Resident Evil avec un chien ? Non, Capcom propose quelque chose de bien différent.


En 2005, Capcom, c'est un peu le patron quand il s'agit d'aborder le sujet du survival horror. Parce qu'en 2005, c'est tout de même la sortie de Resident Evil 4, qui va marquer un sacré tournant dans la série.

Cela ne suffit visiblement pas à Capcom qui propose une nouvelle licence - qui ne connaîtra pas de suite - dans le monde du survival horror.


Dans Haunting Ground, vous incarnez Fiona Belli, une jeune fille qui se réveille dans le donjon d'un vieux château après avoir eu un accident de voiture. Qu'est-ce qu'elle fout là ? C'est bien la grande question du jeu ! Au gré de votre progression, des morceaux du puzzle vont se remettre en place.

Graphiquement, c'est très chouette, tant dans la réalisation que dans la direction artistique, gothique comme on aime quand on est fan de survival horror.

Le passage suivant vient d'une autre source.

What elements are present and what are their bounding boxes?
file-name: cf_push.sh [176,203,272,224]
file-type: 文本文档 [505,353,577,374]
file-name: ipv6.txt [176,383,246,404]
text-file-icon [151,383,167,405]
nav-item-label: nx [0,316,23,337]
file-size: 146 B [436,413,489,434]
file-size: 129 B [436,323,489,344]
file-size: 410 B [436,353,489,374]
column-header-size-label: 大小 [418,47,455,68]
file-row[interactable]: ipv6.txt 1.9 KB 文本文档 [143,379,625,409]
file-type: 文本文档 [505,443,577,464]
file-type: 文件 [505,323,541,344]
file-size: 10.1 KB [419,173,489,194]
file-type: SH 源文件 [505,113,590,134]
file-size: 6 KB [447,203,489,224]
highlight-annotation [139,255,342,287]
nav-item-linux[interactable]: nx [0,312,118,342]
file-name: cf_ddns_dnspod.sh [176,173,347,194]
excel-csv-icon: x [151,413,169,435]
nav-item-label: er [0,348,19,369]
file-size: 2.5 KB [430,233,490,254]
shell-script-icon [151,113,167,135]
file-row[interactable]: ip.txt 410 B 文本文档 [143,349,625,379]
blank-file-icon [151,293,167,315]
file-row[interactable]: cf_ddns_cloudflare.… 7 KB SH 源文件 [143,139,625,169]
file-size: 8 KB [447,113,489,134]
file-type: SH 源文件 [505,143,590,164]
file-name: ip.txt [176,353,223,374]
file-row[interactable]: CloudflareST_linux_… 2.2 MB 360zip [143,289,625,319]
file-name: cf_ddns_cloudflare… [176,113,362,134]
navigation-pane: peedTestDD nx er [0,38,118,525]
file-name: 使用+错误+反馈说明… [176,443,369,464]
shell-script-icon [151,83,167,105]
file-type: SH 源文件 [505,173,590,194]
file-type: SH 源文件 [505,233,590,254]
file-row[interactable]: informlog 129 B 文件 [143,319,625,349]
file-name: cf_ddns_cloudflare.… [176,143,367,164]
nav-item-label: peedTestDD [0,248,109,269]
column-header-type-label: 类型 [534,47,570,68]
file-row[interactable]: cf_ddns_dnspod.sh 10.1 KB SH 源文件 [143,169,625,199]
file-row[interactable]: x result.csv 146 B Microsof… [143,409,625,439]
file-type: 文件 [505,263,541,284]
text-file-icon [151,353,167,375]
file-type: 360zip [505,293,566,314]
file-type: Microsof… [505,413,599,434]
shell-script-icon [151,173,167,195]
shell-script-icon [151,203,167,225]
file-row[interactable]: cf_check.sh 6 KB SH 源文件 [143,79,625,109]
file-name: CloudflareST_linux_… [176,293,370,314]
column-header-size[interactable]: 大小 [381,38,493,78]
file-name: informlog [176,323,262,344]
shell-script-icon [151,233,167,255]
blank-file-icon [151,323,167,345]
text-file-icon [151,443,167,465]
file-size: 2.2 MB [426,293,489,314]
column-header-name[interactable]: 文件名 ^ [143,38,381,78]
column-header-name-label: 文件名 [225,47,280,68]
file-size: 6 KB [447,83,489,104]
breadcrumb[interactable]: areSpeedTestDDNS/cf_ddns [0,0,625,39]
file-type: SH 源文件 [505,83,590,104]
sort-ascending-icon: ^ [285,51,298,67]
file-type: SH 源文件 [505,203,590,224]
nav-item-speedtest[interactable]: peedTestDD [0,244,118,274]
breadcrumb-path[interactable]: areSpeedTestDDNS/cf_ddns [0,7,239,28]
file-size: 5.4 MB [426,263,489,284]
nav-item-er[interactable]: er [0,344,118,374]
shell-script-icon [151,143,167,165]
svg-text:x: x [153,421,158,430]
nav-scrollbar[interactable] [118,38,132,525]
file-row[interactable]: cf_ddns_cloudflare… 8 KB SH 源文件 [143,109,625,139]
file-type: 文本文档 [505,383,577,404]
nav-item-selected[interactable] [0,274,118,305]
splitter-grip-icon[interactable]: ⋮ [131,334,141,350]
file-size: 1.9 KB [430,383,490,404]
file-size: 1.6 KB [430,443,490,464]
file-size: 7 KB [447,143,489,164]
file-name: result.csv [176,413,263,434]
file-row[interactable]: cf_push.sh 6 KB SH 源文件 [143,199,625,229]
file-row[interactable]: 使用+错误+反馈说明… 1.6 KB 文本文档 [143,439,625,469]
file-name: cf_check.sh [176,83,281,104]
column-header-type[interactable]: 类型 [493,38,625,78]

Plutôt Clock Tower que Resident Evil


Quand on pense à Capcom, on pense surtout à Resident Evil. Pourtant, il faut plutôt regarder du côté de Clock Tower, de sa suite sur Playstation et son troisième épisode sur PS2. Car Fiona n'a pas grand-chose à voir avec Jill Valentine.


Déjà, elle n'a pas d'arme, à part un coup de pied pas bien véloce. Ensuite, elle va surtout passer son temps à se cacher... oui, comme dans Clock Tower.

Ensuite, on est face à un personnage hypersexualisé. La séquence d'introduction peut paraître un peu gratuite avec le coup du drap, mais finalement, ce n'est pas si bête : cela souligne la fragilité de Fiona, même si cela a un peu mal vieilli.

T'aime les chiens ?


La grosse originalité de Haunting Ground, c'est la présence de Hewie, un chien que l'on rencontre rapidement dans l'aventure. Il reste avec vous, mais reste un chien, c'est-à-dire qu'il ne va pas vous écouter au doigt et à l'œil.


Côté gameplay, il se gère avec le stick droit. En haut pour l'envoyer quelque part ou attaquer. En bas pour le rappeler vers vous. Un appui sur le stick pour le faire s'assoir et rester en place. À droite pour le féliciter, et à gauche pour le réprimander.

Basique, mais efficace.

Hewie est donc au centre du jeu, tout autant que Fiona elle-même. Il est intégré à certains puzzles et vient vous prêter main forte lors des combats (souvent pour vous gagner du temps pour aller vous cacher).


Une ambiance gothique à souhait, un scénario énigmatique, un chien apportant une dimension de gameplay pas banale... Haunting Ground serait-il un carton ?

Non, pas vraiment.

Parfois casse-couilles


Haunting Ground est loin d'être exempt de défauts. À mes yeux, il y en a deux.


Premièrement, les séquences où l'on doit fuir et échapper à un monstre / tortionnaire / vilain pas beau. C'est flippant une fois, et puis quand ça recommence trop régulièrement comme c'est le cas dans le jeu, la flippe n'a plus vraiment lieu d'être. On est loin de l'ambiance anxiogène d'un Resident Evil 3 et son Nemesis.

Deuxièmement, c'est Hewie, le chien. L'idée est très sympa sur le papier, mais dans les faits, c'est régulièrement synonyme de frustration : mais il est où ce con de chien ? Certes, en lui donnant régulièrement une petite caresse, il n'est pas si incontrôlable que cela, mais c'est souvent trop approximatif, c'en devient inutile pour la progression dans le jeu.









Sympathique

Haunting Ground

Hauting Ground est beau. Il bénéficie d'une belle direction artistique. Hewie, le chien, est un ajout intéressant... Mais l'ensemble est un peu trop répétitif et château branlant pour en fait un classique du genre. Mais cela reste plaisant.